La Plaza de San Pedro o Piazza San Pietro en italiano, es la plaza más importante de Roma y se encuentra situada en el centro de la ciudad del Vaticano.
Esta Plaza tiene unas dimensiones impresionantes y está formada por una explanada elíptica que se encuentra rodeada por una columnata balaustrada excepcional que está adornada con las figuras de 140 santos de todas las épocas y lugares.
Pero sin duda lo más importante de esta plaza es que en ella se encuentra la entrada al templo más significativo e importante del cristianismo, la entrada al Vaticano.
La plaza de San Pedro fue creada por el maestro Gian Lorenzo Bernini entre 1656 al 1657. En el interior de la misma se pueden contemplar dos fuentes preciosas y justo en el medio se haya un inmenso obelisco que mide 25 metros de alto y pesa más de 300 toneladas.
La verdad es que la plaza de San Pedro es un lugar que impresiona a todos los visitantes tanto por la simbología que posee como por la belleza que desprende.
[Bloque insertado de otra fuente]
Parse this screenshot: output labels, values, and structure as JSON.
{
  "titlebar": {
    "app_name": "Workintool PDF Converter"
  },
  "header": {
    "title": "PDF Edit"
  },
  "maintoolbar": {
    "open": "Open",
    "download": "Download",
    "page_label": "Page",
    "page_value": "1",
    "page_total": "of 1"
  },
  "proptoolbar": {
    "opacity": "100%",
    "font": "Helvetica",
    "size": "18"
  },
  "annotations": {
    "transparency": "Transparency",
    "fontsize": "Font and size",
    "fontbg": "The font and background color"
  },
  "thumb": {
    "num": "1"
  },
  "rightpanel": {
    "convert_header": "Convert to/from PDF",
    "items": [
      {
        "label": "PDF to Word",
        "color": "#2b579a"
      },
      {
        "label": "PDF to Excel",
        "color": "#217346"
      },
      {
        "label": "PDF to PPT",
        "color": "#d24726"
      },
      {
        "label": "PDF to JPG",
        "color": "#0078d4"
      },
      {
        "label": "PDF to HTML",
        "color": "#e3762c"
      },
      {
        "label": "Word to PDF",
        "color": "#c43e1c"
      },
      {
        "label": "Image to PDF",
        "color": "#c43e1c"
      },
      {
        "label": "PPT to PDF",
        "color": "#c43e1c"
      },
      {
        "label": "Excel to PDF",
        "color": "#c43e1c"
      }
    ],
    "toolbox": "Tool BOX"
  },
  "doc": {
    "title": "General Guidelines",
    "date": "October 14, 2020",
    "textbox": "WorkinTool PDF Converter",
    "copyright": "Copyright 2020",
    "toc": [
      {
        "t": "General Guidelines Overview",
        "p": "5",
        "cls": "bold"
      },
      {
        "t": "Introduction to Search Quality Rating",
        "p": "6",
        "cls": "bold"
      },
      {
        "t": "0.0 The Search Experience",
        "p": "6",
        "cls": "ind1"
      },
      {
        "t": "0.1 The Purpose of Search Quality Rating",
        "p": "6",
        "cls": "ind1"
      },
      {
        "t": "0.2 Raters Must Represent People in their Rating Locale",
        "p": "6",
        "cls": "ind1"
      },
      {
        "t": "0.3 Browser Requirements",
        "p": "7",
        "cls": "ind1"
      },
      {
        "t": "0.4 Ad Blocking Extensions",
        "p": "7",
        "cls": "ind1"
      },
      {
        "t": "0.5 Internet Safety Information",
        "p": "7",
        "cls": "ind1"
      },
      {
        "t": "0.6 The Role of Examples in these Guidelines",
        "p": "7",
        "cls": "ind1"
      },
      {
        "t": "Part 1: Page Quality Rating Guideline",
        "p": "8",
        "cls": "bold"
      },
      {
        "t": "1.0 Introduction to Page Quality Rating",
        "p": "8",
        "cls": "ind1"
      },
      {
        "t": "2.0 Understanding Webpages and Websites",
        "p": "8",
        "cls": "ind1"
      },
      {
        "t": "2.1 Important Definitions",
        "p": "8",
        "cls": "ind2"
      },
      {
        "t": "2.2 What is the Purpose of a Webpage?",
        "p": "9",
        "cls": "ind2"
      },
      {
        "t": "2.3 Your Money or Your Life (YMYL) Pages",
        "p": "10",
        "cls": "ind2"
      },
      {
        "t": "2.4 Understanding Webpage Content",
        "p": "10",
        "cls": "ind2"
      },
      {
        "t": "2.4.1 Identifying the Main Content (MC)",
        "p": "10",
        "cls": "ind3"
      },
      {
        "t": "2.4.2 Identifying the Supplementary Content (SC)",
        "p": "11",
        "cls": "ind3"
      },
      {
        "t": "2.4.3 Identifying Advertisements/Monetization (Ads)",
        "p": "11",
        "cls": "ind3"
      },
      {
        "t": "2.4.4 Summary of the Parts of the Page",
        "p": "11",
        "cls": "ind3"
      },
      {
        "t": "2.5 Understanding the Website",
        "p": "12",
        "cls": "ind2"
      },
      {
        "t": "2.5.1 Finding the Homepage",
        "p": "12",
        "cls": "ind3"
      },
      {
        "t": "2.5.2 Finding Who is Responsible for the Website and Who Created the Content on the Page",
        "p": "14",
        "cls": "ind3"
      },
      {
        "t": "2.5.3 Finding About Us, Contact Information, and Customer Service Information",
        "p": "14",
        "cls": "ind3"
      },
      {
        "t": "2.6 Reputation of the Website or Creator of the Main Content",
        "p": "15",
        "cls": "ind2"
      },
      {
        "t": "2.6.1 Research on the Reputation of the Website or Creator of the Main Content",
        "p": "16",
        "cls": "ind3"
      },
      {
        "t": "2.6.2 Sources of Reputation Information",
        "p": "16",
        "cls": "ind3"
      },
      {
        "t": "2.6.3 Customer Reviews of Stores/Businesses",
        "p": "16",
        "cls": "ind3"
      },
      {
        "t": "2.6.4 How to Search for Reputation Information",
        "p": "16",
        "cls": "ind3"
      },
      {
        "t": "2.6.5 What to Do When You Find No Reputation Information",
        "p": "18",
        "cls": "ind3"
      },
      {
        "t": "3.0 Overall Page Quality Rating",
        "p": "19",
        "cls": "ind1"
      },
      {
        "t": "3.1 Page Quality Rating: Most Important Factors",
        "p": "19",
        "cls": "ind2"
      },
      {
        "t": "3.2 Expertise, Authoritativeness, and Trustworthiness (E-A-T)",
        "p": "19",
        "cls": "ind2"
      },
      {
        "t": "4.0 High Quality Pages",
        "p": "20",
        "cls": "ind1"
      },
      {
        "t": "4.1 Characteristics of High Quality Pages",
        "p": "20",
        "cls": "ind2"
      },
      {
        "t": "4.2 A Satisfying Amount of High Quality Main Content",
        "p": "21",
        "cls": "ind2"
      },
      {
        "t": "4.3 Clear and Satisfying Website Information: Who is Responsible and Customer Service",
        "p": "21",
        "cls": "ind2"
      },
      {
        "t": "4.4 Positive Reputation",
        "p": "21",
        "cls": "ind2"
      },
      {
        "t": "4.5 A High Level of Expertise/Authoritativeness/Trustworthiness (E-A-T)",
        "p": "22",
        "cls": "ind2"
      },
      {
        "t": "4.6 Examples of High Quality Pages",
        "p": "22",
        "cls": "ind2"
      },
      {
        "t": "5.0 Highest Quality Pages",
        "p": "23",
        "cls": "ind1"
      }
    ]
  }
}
Además este lugar es también muy famoso porque en muchas ocasiones es el escenario que escoge el Papa para realizar la liturgias, por ejemplo, es habitual hacer la misa en esta plaza los miércoles.
El único inconveniente es que la plaza de San Pedro está siempre repleta de gente. Lo habitual es llegar y encontrarte una cola que recorre por completo toda la plaza. Todos esperan aquí para poder ver la iglesia del Vaticano por dentro. A simple vista puede agobiar esta cola, pero no os preocupeis porque afortunadamente suele ir muy rápido y al final no hay que esperar tanto.